Thursday, January 28, 2021

the home stretch




This past weekend, my concentration a bit better after the inauguration, I wrapped up a fine-toothed combing over my proof copy of FEED.  Making sure, in addition to the margin issues I want to fix, that I'd banished any pesky typos, misspellings, or weird punctuation. While I rarely do wholescale renovations on poems once they've solidified into finished form.  I have been know to do minor adjustments--like breaking up long and unweildy sentences into shorter bits.  Cutting redundancies or deleting things to help the flow. Sometimes a piece will seem fine when published in a journal, but I'll make minor tweaks before I publish it in zine or book form. The best example being "nebraska,"  a poem in my first book that had multiple revisions from when it first appeared in a lit mag, when I put in in chaps (the archaeologist's daughter and bloody mary.), then a final version in the fever almanac.  In this case, the entire final stanza was eventually retooled and rewritten.

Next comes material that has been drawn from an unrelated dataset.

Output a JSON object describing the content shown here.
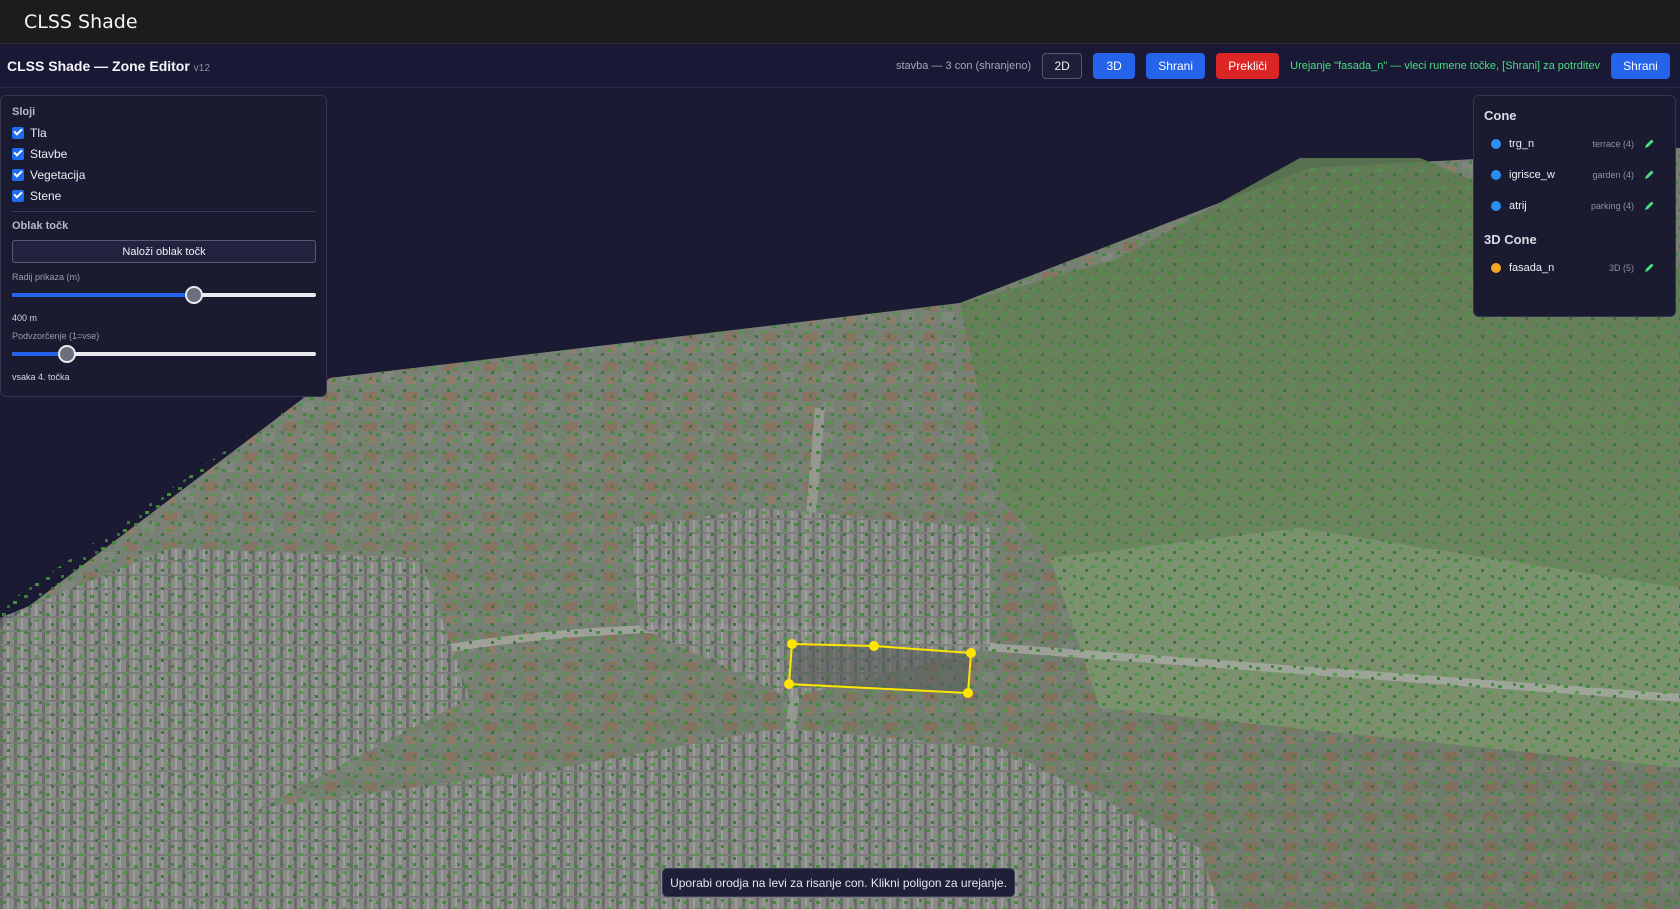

My relationship to revision is a strange one.  In the process of drafting a poem, I usually make a lot of efforts then deletions.  Steps forward and back.   While I initially began as the sort of poet who writes out by hand, there was a shift at some point that led me to composing electronically, if only for saving myself a lot of confusing cross-outs and paper versions.  I don't remember when the shift happened and it was gradual. but it happened.   Once a piece has formed into being, there may be some cosmetic things I'll change as I'm getting ready to submit or make public, but I don't really revise in any organized manner. It's less of an intentional thing I sit down and do than something that just happens here and there.  This may be why I always found workshops rather tiresome.  Once a poem was done, I too was sort of done with it, so telling me to change things like structure or tone would just annoy me and wasn't very helpful  The poem existed, I could no more change it than I could unbuild a house.  I was polite and seemed willing to take suggestions, even nodded my head and wrote them down., but probably wasn't taking them seriously beyond minor adjustments..  Like changing the color of a wall or adding an ottoman.  Hanging a painting here instead of there.  A visiting writer at Columbia told me to watch the number of articles in my poems and if I cut a lot of them, it would be a lot smoother.  This was something I could use. 

So I found myself this weekend, pen in hand, reading carefully through the proof to make sure everything is perfect and in its place. If I can make those changes in the file this week, I can place the order for final copies before the end of January, which have them in hand and in the shop before February is done. Keep an eye out for more sneak peaks and snippets on social media as we get closer.